Reactions to the events show what has become a standard selection in the cryptocurrency sphere and beyond
17 Jan, 2018COINTELEGRAPH.COM
Bitcoin and altcoins lost up to 40% of their value the morning of Tuesday, Jan. 16, as regulatory pressure from China and South Korea appears to upset optimism.
Cross-exchange data from CoinMarketCap reveals the extent of bear sentiment arising from the confused situation in Seoul and the news of additional trading sanctions from Beijing.
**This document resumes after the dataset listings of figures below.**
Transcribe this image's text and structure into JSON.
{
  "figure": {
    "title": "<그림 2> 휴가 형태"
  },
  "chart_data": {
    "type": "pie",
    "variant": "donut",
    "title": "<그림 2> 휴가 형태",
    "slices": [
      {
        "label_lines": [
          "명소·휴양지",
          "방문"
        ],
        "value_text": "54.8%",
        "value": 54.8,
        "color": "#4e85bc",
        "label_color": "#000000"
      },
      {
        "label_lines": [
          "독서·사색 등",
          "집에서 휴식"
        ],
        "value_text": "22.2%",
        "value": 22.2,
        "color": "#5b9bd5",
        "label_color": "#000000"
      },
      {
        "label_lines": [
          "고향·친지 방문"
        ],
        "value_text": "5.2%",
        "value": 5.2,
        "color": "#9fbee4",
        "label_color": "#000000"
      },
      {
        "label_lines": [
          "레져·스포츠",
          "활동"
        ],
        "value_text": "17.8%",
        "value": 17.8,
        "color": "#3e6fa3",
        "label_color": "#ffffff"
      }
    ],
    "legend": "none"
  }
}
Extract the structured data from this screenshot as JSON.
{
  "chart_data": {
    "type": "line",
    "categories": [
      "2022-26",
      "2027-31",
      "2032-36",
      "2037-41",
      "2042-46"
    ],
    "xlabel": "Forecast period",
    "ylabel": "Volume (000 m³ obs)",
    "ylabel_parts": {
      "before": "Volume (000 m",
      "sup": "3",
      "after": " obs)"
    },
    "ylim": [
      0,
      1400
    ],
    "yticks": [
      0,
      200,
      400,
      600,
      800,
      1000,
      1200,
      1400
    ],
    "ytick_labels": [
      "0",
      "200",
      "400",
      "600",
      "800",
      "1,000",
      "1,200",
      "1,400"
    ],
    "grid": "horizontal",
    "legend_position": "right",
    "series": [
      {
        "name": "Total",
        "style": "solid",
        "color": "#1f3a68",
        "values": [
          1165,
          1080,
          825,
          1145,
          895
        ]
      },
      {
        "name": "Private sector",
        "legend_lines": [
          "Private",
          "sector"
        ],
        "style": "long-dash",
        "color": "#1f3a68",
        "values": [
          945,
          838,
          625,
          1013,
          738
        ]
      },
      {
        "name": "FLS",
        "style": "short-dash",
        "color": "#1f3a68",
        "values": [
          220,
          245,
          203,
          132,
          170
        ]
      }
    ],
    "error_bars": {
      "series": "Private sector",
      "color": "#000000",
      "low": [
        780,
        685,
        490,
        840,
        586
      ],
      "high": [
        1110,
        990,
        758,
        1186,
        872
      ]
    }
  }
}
On Monday, Cointelegraph reported on how Korean authorities would likely stop short of an outright cryptocurrency exchange “shutdown,” but had introduced fines for users unwilling to use personal identification data on crypto exchanges in the country.
At the same time, China is looking to expand the scope of its September crypto exchange ban to “end” centralized trading for Bitcoin and altcoins in all forms, various sources now report.
As of press time, Bitcoin has lost almost 15% on the news, while the majority of major altcoin assets fared considerably worse, dipping between 20% and 30%, some of the top 30 coins even seeing 40% losses.
Bitcoin Cash, which had seen significant price advances in the first part of January, has fallen below $2000. Ripple stood at $1.36 at press time - less than half of its Jan. 4 high over $3.
Reactions to the events show what has become a standard selection in the cryptocurrency sphere and beyond. Traders lick their wounds, pundits suggest the price correction is a ‘healthy’ one, while a flurry of mainstream media articles hints at the bursting of the cryptocurrency ‘bubble’ yet again.
On the subject of future positivity, this week’s Wall Street bonus allocation, tipped to spark a mass influx of cash into cryptocurrency markets, comes at a time when the potential for short-term profit is all the more visible.